I’ve been a vegan for five years and a vegetarian for nine. Not a particularly long time, but given the relative span of my life (I’m 23 years old), it’s been a while since I have eaten meat.
I never had pets growing up, preferring to hang out with other people’s pets and not actually having to care for the creatures. Some of them were awesome; shoutout to a particular Husky named Alaska. Others put me in bad graces with certain people because I made fun of their dogs so much.
I recently moved into a place with two small dogs. They’re not mine, so I don’t have to care for them or pay for any of their stuff, but I do get to play with them. By all accounts, this sounds like a pretty ideal situation for a vegan. Except for the fact I hate these dogs.
They’re skittish, smell bad, and all they do is bark. I seriously don’t think I’ve ever disliked a living creature this much. I make no secret of my utter disdain for these animals. Everybody I live with and everybody that visits knows it. I mostly can’t help it. They illicit a pretty negative response from me. Sometimes when people are over, I can tell that they’re a bit flummoxed by my disdain for the two little gremlins. They don’t overtly ask, but the lingering question is generally, “But aren’t you a vegan?”
In the last few months I’ve been here, I’ve been asking myself the same question. Loving all creatures, animals are great, etc. Aren’t these the tenants of veganism?
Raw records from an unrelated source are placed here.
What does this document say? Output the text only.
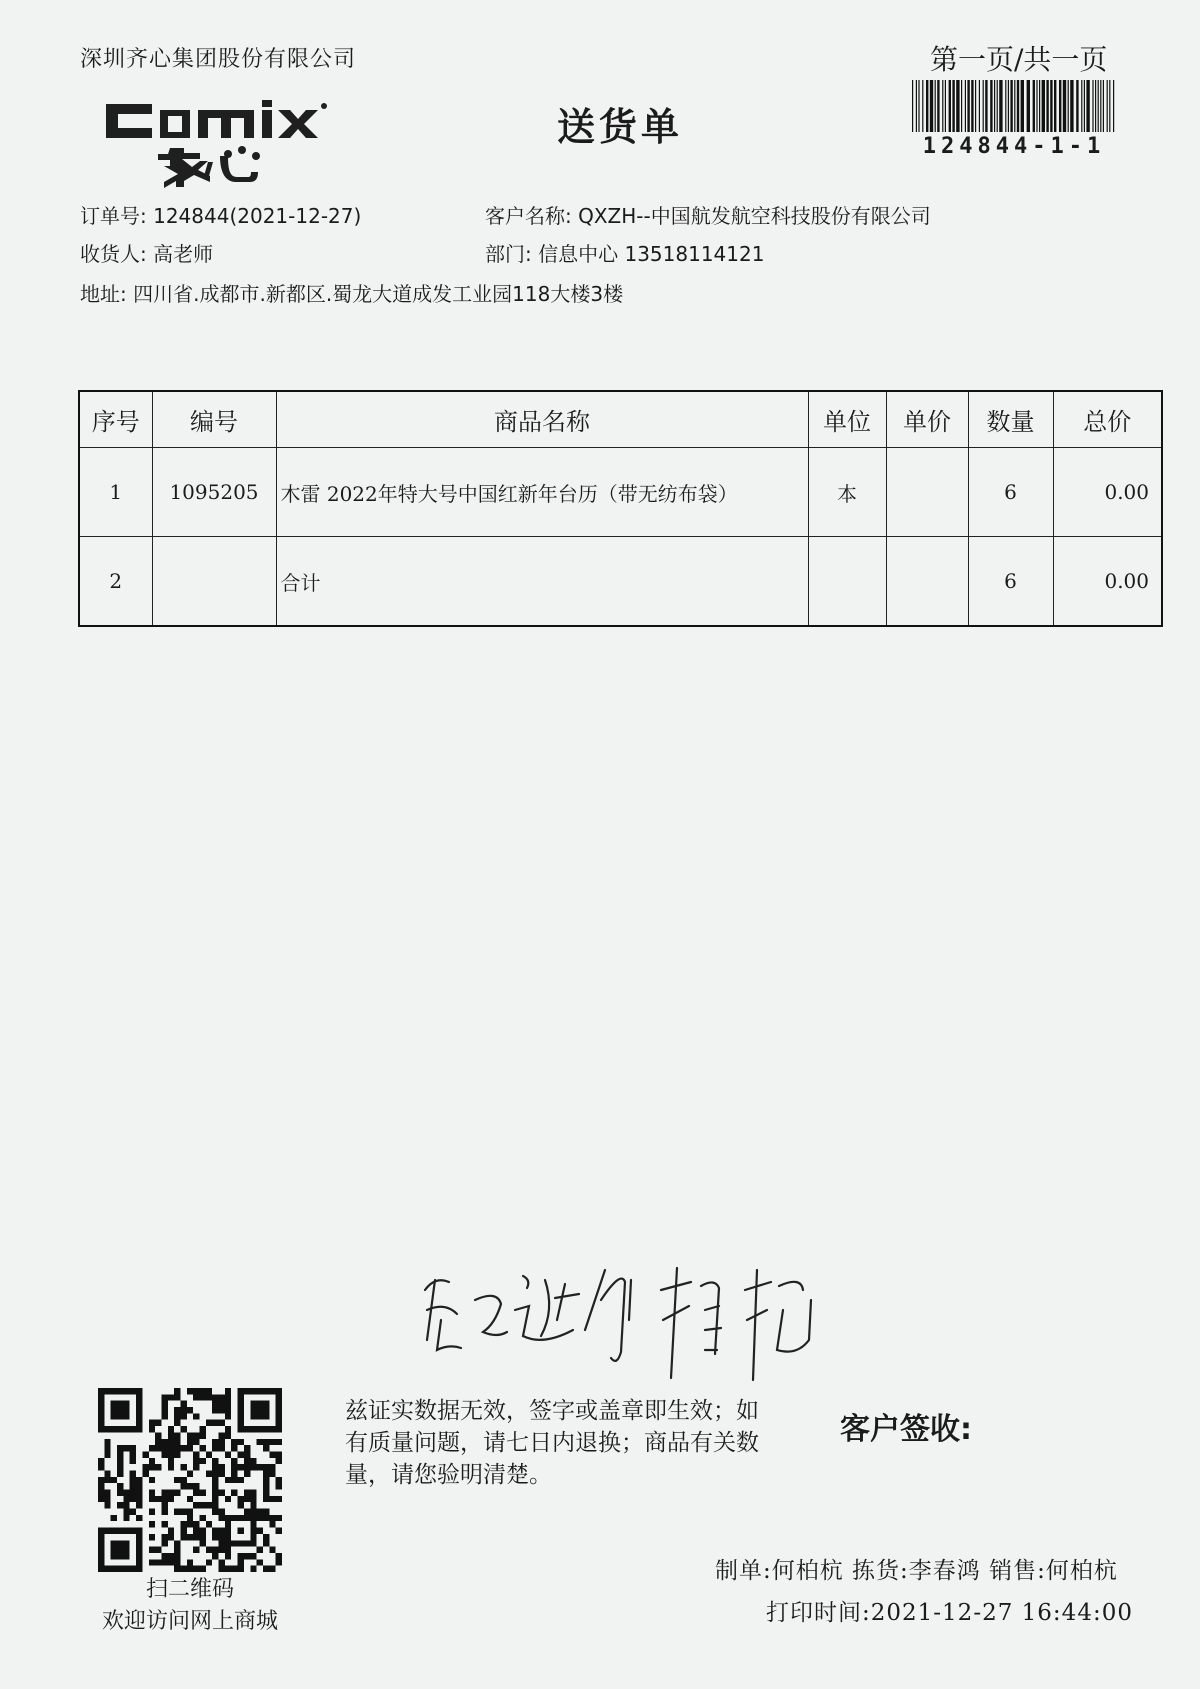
深圳齐心集团股份有限公司	第一页/共一页
124844-1-1
送货单
订单号: 124844(2021-12-27)	客户名称: QXZH--中国航发航空科技股份有限公司
收货人: 高老师	部门: 信息中心 13518114121
地址: 四川省.成都市.新都区.蜀龙大道成发工业园118大楼3楼
序号	编号	商品名称	单位	单价	数量	总价
1	1095205	木雷 2022年特大号中国红新年台历（带无纺布袋）	本		6	0.00
2		合计			6	0.00
扫二维码
欢迎访问网上商城
兹证实数据无效，签字或盖章即生效；如有质量问题，请七日内退换；商品有关数量，请您验明清楚。
客户签收:
制单:何柏杭 拣货:李春鸿 销售:何柏杭
打印时间:2021-12-27 16:44:00
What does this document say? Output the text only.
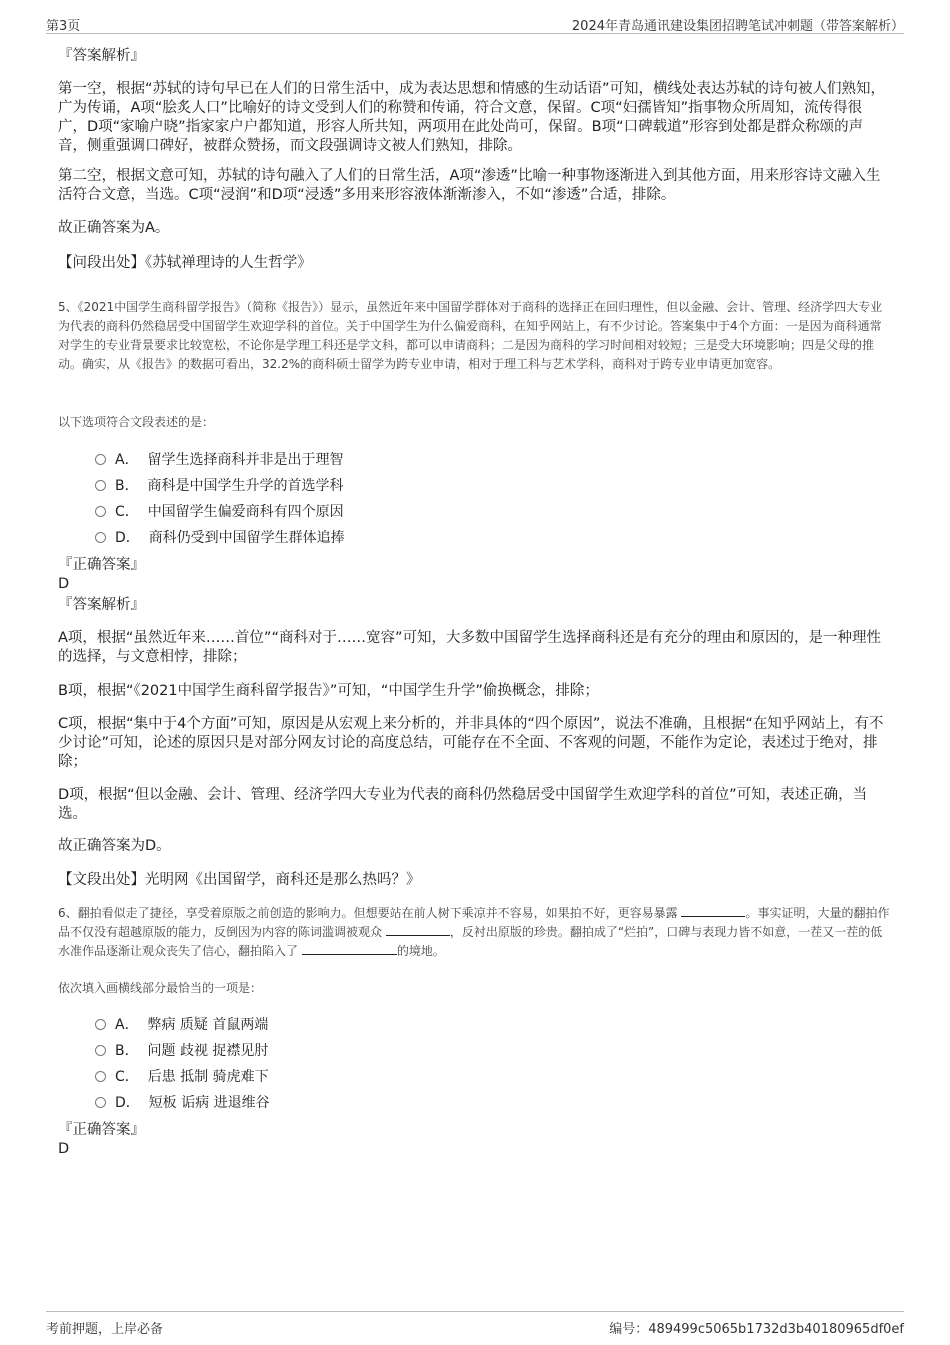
第3页	2024年青岛通讯建设集团招聘笔试冲刺题（带答案解析）

『答案解析』

第一空，根据“苏轼的诗句早已在人们的日常生活中，成为表达思想和情感的生动话语”可知，横线处表达苏轼的诗句被人们熟知，广为传诵，A项“脍炙人口”比喻好的诗文受到人们的称赞和传诵，符合文意，保留。C项“妇孺皆知”指事物众所周知，流传得很广，D项“家喻户晓”指家家户户都知道，形容人所共知，两项用在此处尚可，保留。B项“口碑载道”形容到处都是群众称颂的声音，侧重强调口碑好，被群众赞扬，而文段强调诗文被人们熟知，排除。

第二空，根据文意可知，苏轼的诗句融入了人们的日常生活，A项“渗透”比喻一种事物逐渐进入到其他方面，用来形容诗文融入生活符合文意，当选。C项“浸润”和D项“浸透”多用来形容液体渐渐渗入，不如“渗透”合适，排除。

故正确答案为A。

【问段出处】《苏轼禅理诗的人生哲学》

5、《2021中国学生商科留学报告》（简称《报告》）显示，虽然近年来中国留学群体对于商科的选择正在回归理性，但以金融、会计、管理、经济学四大专业为代表的商科仍然稳居受中国留学生欢迎学科的首位。关于中国学生为什么偏爱商科，在知乎网站上，有不少讨论。答案集中于4个方面：一是因为商科通常对学生的专业背景要求比较宽松，不论你是学理工科还是学文科，都可以申请商科；二是因为商科的学习时间相对较短；三是受大环境影响；四是父母的推动。确实，从《报告》的数据可看出，32.2%的商科硕士留学为跨专业申请，相对于理工科与艺术学科，商科对于跨专业申请更加宽容。

以下选项符合文段表述的是：

A． 留学生选择商科并非是出于理智
B． 商科是中国学生升学的首选学科
C． 中国留学生偏爱商科有四个原因
D． 商科仍受到中国留学生群体追捧

『正确答案』

D

『答案解析』

A项，根据“虽然近年来……首位”“商科对于……宽容”可知，大多数中国留学生选择商科还是有充分的理由和原因的，是一种理性的选择，与文意相悖，排除；

B项，根据“《2021中国学生商科留学报告》”可知，“中国学生升学”偷换概念，排除；

C项，根据“集中于4个方面”可知，原因是从宏观上来分析的，并非具体的“四个原因”，说法不准确，且根据“在知乎网站上，有不少讨论”可知，论述的原因只是对部分网友讨论的高度总结，可能存在不全面、不客观的问题，不能作为定论，表述过于绝对，排除；

D项，根据“但以金融、会计、管理、经济学四大专业为代表的商科仍然稳居受中国留学生欢迎学科的首位”可知，表述正确，当选。

故正确答案为D。

【文段出处】光明网《出国留学，商科还是那么热吗？》

6、翻拍看似走了捷径，享受着原版之前创造的影响力。但想要站在前人树下乘凉并不容易，如果拍不好，更容易暴露	。事实证明，大量的翻拍作品不仅没有超越原版的能力，反倒因为内容的陈词滥调被观众	，反衬出原版的珍贵。翻拍成了“烂拍”，口碑与表现力皆不如意，一茬又一茬的低水准作品逐渐让观众丧失了信心，翻拍陷入了	的境地。

依次填入画横线部分最恰当的一项是：

A． 弊病 质疑 首鼠两端
B． 问题 歧视 捉襟见肘
C． 后患 抵制 骑虎难下
D． 短板 诟病 进退维谷

『正确答案』

D

考前押题，上岸必备	编号：489499c5065b1732d3b40180965df0ef
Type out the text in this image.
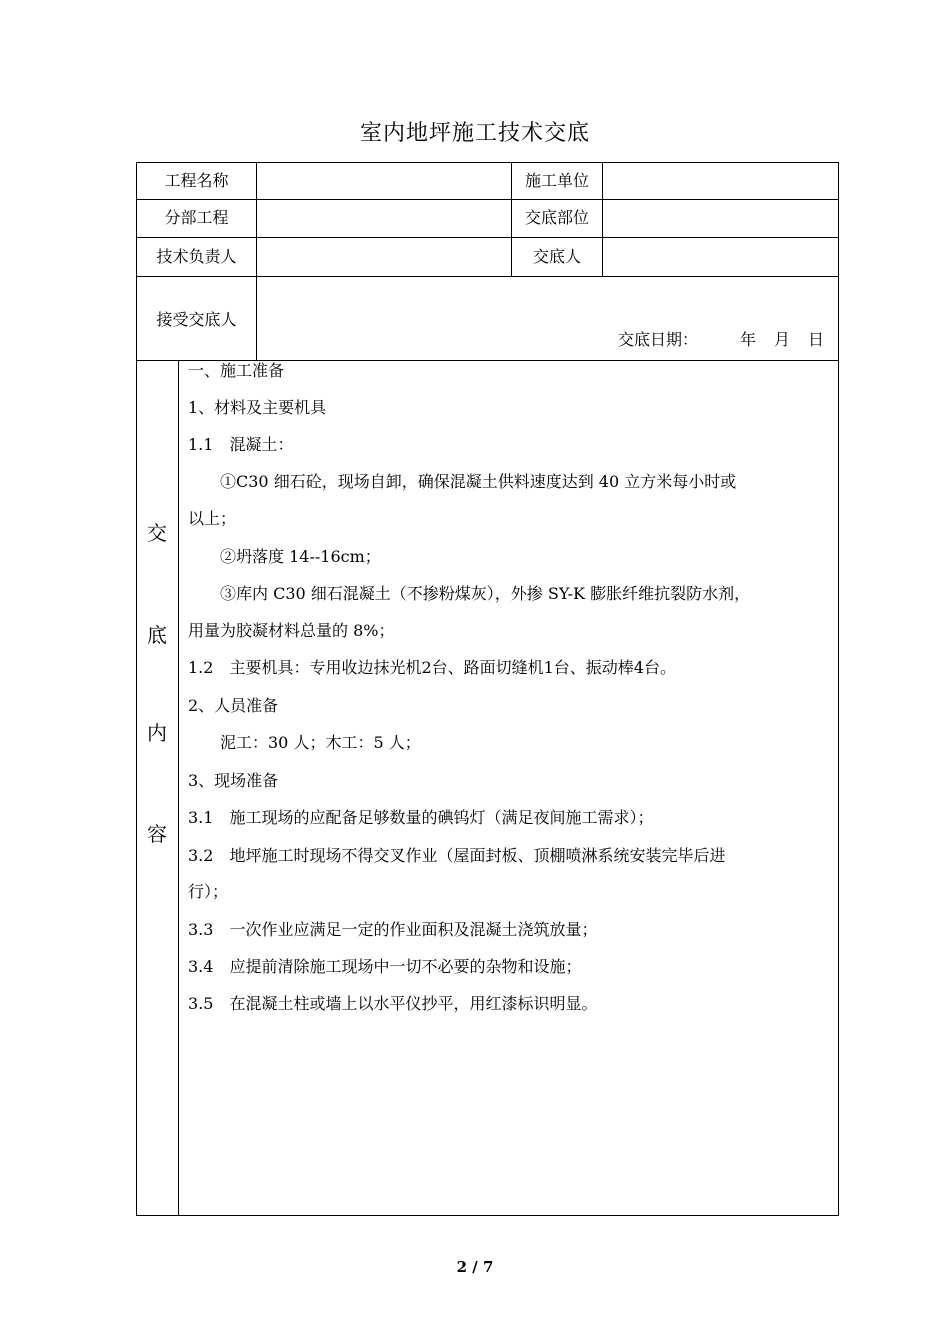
室内地坪施工技术交底
工程名称	施工单位
分部工程	交底部位
技术负责人	交底人
接受交底人
交底日期：	年 月 日
交
底
内
容
一、施工准备
1、材料及主要机具
1.1　混凝土：
　　①C30 细石砼，现场自卸，确保混凝土供料速度达到 40 立方米每小时或
以上；
　　②坍落度 14--16cm；
　　③库内 C30 细石混凝土（不掺粉煤灰），外掺 SY-K 膨胀纤维抗裂防水剂，
用量为胶凝材料总量的 8%；
1.2　主要机具：专用收边抹光机2台、路面切缝机1台、振动棒4台。
2、人员准备
　　泥工：30 人；木工：5 人；
3、现场准备
3.1　施工现场的应配备足够数量的碘钨灯（满足夜间施工需求）；
3.2　地坪施工时现场不得交叉作业（屋面封板、顶棚喷淋系统安装完毕后进
行）；
3.3　一次作业应满足一定的作业面积及混凝土浇筑放量；
3.4　应提前清除施工现场中一切不必要的杂物和设施；
3.5　在混凝土柱或墙上以水平仪抄平，用红漆标识明显。
2 / 7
In essence, is my hatred of these dogs totally incompatible with my vegan lifestyle? After a considerable amount of rumination and subsequent self-justification, I don’t think it is.
This isn’t about a logic vs. emotion argument—which many a well-meaning male will try to make in an attempt to mitigate the emasculation that occurs with being a male vegan to begin with. No, this is totally an emotional issue, or better yet, an empathy issue.
It’s easy to not eat meat if you love animals and feel a serious emotional connection to them. But what if you’re ambivalent towards them? To not wish torture and pain upon a living, intelligent creature takes an absolute minimum amount of empathy…one that I thankfully have.
Do I dislike these two dogs? Unequivocally, yes. Do I dislike these two dogs enough to wish a stunted life of torture upon them, which is the fate that befalls the vast majority of animals raised for lifestock? No, no I don’t.
There are coworkers, colleagues or classmates that we’ve all disliked. Even some people that we’ve physically fought with. But for whatever reason, we’ve either stopped short of seriously harming them or they’ve stopped short of seriously harming us. It’s possible to feel aversion and still maintain a basic amount of empathy. Some people plain suck and there’s no changing that. This doesn’t mean we want them constantly in pain. The same applies to animals. Some of them suck.
Making the decision not to love all animals but still respect their existence nonetheless is probably the most realistic course of action and one of the most compassionate things a person can do.
In even the briefest of exchanges with farm animals, it becomes clear very quickly that among the 40.8 million cows, 117.6 million pigs, or whatever varying statistics you want to consult, they are all individuals. Each had unique joys, preferences and desires.
Some were probably aggressive, grouchy, or wholly undesirable as a hangout partner. But if that were the case, they should be avoided and perhaps chided, but not tortured. Sometimes they’re cool, just as sometimes bad people do good things, and vice versa.
I have grown to appreciate the individuality of both of these loathsome little dogs —one which I resolutely dislike more than the other, to be fair— and of the nuances of both of their personalities. They’re complex, even if most of that complexity happens to be wholly unlikable.
Respecting a living thing’s inherent right to exist should come way before loving it anyway.